CAQH CORE has been an active participant in reducing inefficiencies and barriers to entry in VBP. The 2018 report All Together Now: Applying the Lessons of Fee-for-Service to Streamline Adoption of Value-Based Payments identifies five operational areas that, if addressed, could minimize variation and aid implementation of VBP models. As a result of this research, CAQH CORE Participants developed and approved a set of Attributed Patient Roster Operating Rules and an Eligibility & Benefits Single Patient Attribution Data Content Rule to standardize data exchange to support patient attribution, a key component of many value-based care arrangements. These operating rules outline procedures for payers to indicate the patients attributed to a VBP contract either using a roster transmitted using the non-HIPAA-mandated X12N 834 transaction or as an individual as part of the eligibility transaction (X12N 270/271). In a 2022 environmental scan CAQH CORE Participating Organizations recognized the need for data content operating rules to standardize VBP data collection, analysis and exchange.
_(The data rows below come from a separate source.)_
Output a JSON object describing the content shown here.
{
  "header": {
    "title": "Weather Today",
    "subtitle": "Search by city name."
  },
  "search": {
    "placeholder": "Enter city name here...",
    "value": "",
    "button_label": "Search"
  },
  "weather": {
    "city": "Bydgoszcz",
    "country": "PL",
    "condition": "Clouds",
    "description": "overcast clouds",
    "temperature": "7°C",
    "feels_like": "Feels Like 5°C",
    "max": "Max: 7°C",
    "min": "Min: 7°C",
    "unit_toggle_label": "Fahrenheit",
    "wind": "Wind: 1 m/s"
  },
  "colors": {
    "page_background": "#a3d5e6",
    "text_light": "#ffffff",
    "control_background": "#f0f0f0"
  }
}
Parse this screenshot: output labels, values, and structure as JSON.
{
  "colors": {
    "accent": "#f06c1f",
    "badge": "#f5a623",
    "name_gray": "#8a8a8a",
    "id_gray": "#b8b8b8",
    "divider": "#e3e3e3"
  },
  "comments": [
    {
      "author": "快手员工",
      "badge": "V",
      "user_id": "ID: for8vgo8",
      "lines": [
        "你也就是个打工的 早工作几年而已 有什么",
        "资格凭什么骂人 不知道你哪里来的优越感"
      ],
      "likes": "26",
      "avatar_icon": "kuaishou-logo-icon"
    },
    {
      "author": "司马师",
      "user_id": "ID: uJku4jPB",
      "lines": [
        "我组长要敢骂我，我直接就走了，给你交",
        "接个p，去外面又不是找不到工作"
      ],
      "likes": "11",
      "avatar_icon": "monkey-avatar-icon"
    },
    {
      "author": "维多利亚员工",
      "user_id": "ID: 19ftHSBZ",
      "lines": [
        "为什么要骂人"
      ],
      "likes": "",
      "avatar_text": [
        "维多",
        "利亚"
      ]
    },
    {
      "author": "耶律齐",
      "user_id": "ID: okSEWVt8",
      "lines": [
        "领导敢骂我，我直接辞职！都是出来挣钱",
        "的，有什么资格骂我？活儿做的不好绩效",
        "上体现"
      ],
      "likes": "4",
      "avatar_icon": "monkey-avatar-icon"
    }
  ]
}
In 2023, CAQH CORE is launching a Value-based Payments Subgroup to define data content operating rules for the claim submission transaction (X12 837) and benefit enrollment transaction (X12 834). Based on the 2022 environmental scan, specific focus will include ensuring support for the collection and analysis of social determinants of health data, aligning the industry around the use of ‘best practice’ data sets, aligning the application of infrastructure requirements to VBP models, and unifying contractual terms to align disparate industry definitions.